A. The flow of these verses seems to be as follows: vv.12-17 describe further the antics of the unrighteous while vv.18-25 speak of God's response to it all. But there is no express subject for the verb in v.18. The verb is singular, not plural (as in the NRSV); thus we might best translate it: "He moves swiftly on the face of the waters," and see in it a reference to God's activity in Gen. 1. With me on this?
B. The image of light and darkness reappears in 12-17. How does it function here? How is its use here similar or different to Job's appeal to light and darkness elsewhere (esp. chs 3 and 10)? Is he saying anything more than the commonplace observation that crooks generally operate at night so as not to be so easily detected?
C. How do you like that designation of the unrighteous--those who "rebel against the light?"
D. It is almost as if Job is trying to identify their fondness for nefarious activity in the darkness with a sympathy for the chaotic darkness of primeval times (v.17). Is that how you see it?
E. We then turn to God's activity in vv.18-25. In the context of God's absence, which is posited throughout the chapter, what might God's "swift moving" mean?
F. What are the results that follow upon the God's absence?
G. If vv.18-20 seem to continue the theme of absence, vv.21-24 pick up on God's strange presence and arbitrariness.
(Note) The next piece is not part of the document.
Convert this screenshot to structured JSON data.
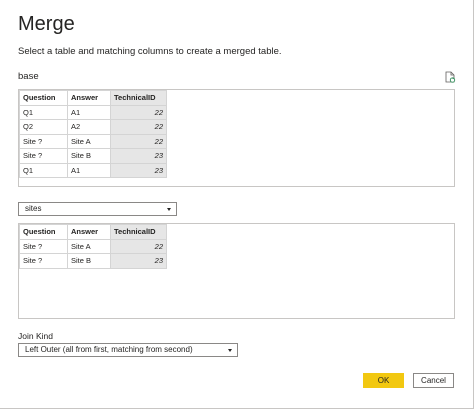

It seems that some grow and some wither and no one is sure why (v.24). Is that how you read this difficult and confusing passage?
H. Job lays down a challenge in v.25, similar to the final challenge he will lay at God's door in 31:35. What is the nature of the challenge?
If you have trouble with understanding the flow of this chapter, don't worry, you are not alone. Even experienced commentators disagree among themselves about the meaning of the verses. Rather than being discouraged by this, I take it as an invitation to develop my own reading! I think in this chapter Job develops the themes hinted at in 9:22-24 and 21. He truly cannot answer the question of God's apparent absence and indifference to the suffering of the world. Can anyone?